Если честно, самому было неприятно. Воздух был какой-то солоноватый, с примесями. Только этой паранойи не хватало. Оспаривать приказы он не мог, но кто отменит критическое мышление? Что случится с Дворским здесь – на охраняемой территории? Зачем ему няньки? И вряд ли Борис Лаврентьевич займется на этой богоспасаемой земле чем-то незаконным… Он замедлил шаг, пропуская пассажиров. Люди спешили в здание аэровокзала. Никто не оборачивался. Некоторые были в форме. Спешили две молодые женщины в болоньевых куртках, одна обернулась, смерила майора заинтересованным взглядом. Тащил тяжелую сумку невысокий толстяк с залысинами. Проверка документов и багажа въедливостью не отличалась: раз прибыл сюда, значит, уже проверяли. Но формальности никто не отменял. На улице стояли несколько машин – пыльная «буханка», армейский «ГАЗ‐69», вездесущие «Жигули». Народ тянулся к старенькому пассажирскому автобусу «КАвЗ‐651». Подобные изделия в стране уже не производились.
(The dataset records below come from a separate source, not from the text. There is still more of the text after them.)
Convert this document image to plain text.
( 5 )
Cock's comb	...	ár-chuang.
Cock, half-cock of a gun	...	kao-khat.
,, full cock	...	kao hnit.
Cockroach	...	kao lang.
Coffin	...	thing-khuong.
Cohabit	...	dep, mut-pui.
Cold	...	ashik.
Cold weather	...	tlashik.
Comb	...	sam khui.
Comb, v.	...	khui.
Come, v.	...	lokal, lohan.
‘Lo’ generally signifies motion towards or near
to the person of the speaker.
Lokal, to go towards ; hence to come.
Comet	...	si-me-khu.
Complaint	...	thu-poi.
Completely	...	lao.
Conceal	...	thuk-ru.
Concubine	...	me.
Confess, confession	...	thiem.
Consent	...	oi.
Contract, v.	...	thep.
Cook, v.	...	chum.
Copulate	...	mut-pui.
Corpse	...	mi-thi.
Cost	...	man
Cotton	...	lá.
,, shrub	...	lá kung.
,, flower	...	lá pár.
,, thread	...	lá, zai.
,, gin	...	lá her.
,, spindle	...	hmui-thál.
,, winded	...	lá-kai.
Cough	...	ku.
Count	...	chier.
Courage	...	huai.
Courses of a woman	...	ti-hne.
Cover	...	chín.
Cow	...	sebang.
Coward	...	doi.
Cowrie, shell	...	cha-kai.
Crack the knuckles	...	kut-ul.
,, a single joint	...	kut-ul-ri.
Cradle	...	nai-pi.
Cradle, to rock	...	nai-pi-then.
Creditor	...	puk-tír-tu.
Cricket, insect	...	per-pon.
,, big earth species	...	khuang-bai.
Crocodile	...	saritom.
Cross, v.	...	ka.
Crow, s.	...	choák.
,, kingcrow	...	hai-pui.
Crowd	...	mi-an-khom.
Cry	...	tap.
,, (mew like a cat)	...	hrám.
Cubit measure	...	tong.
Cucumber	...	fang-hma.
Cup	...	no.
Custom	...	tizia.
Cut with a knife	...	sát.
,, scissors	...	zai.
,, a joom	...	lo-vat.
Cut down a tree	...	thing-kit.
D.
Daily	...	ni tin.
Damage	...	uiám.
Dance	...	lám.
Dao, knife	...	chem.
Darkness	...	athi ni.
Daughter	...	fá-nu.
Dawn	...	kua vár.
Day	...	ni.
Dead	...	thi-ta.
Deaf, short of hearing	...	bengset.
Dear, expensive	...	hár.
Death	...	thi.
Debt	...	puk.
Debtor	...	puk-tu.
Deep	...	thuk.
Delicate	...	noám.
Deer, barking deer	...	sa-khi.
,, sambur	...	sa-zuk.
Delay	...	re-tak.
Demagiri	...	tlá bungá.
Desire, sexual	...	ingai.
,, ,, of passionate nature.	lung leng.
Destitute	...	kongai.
Но советское – значит, отличное, техника работала десятилетиями до полного износа.
– Вы из Ленинграда? – Хлопнула дверца «Жигулей», и наперерез отправился круглолицый розовощекий малый со сверкающей улыбкой и раскосыми, но все же большими глазами. – Опытный институт «Биоприбор»? – У него была плавная русская речь, практически без акцента.
– Они самые, – согласился Никита.
– Вас-то я и жду, – обрадовался молодой человек. – Нурислам Бейсембаев, младший научный сотрудник опытной лаборатории. – Он сунул широкую ладонь Платову, улыбнулся Зинаиде. – Давайте ваши сумки, рассаживайтесь. Домчу с ветерком.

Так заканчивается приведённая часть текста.